Festival of lights, Photo CC by Rene Mensen

En début de semaine, le Congrès américain frappait d’ostracisme les filiales américaines des groupes chinois Huawei et ZTE, en convoquant une conférence de presse pour inviter l’industrie américaine à ne plus travailler avec ces entreprises spécialisées dans les infrastructures de télécommunications. Huawei et ZTE équipent des data centers, des fournisseurs d’accès à Internet (FAI) ou vendent des composants de la téléphonie mobile. Des technologies considérées comme autant de menaces potentielles par le Congrès.

À l’appui de cette attaque en règle, un rapport émanant de la Commission du renseignement de la Chambre des représentants. Dont les membres, depuis plusieurs mois, ne cachent pas tout le mal qu’ils pensent de la présence – encore modeste – de Huawei et ZTE sur le marché américain.

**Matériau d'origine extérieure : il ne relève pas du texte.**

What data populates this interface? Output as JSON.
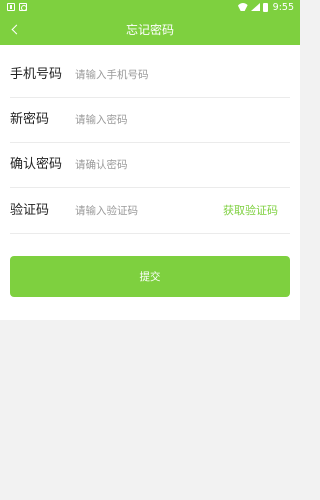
{
  "status_bar": {
    "time": "9:55",
    "icons": [
      "notification-icon",
      "notification-icon",
      "wifi-icon",
      "signal-icon",
      "battery-icon"
    ]
  },
  "nav": {
    "title": "忘记密码",
    "back_icon": "chevron-left-icon"
  },
  "form": {
    "phone": {
      "label": "手机号码",
      "placeholder": "请输入手机号码",
      "value": ""
    },
    "new_password": {
      "label": "新密码",
      "placeholder": "请输入密码",
      "value": ""
    },
    "confirm_password": {
      "label": "确认密码",
      "placeholder": "请确认密码",
      "value": ""
    },
    "code": {
      "label": "验证码",
      "placeholder": "请输入验证码",
      "value": "",
      "get_code_label": "获取验证码"
    }
  },
  "submit_label": "提交",
  "colors": {
    "accent": "#7ed03f",
    "background": "#f2f2f2",
    "surface": "#ffffff",
    "label_text": "#222222",
    "placeholder_text": "#9a9a9a"
  }
}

La version finale de leur document de 60 pages – que nous avons lu, ici en PDF – multiplie les affirmations quant à l’opacité de ces deux géants chinois des télécoms et du numérique, à la fois fabricants et prestataires de service. Sans toutefois apporter de preuves matérielles convaincantes.

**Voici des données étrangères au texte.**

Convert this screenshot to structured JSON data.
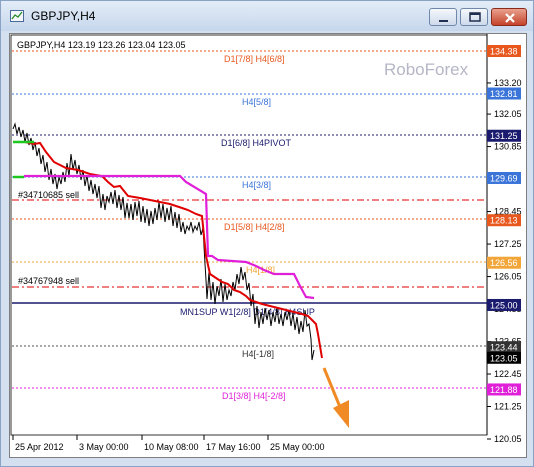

Une absence regrettable dans la mesure où ces attaques contre Huawei et ZTE interviennent sur fonds de tensions économiques sur le marché des télécoms américains, en raison de la concurrence que ces groupes représentent. Peu après la conférence de presse du Congrès, la direction de Huawei a d’ailleurs répondu en laissant entendre qu’il s’agirait d’un mauvais procès motivé par la course vers de juteuses parts de marché.

Opérations militaires

Sur un plan matériel, le document s’appuie le plus souvent sur des informations déjà publiées dans la presse, même si une note de bas de page mentionne l’existence d’annexes classifiées, portant sur le travail des services américains de renseignement quant à la réalité de ce risque.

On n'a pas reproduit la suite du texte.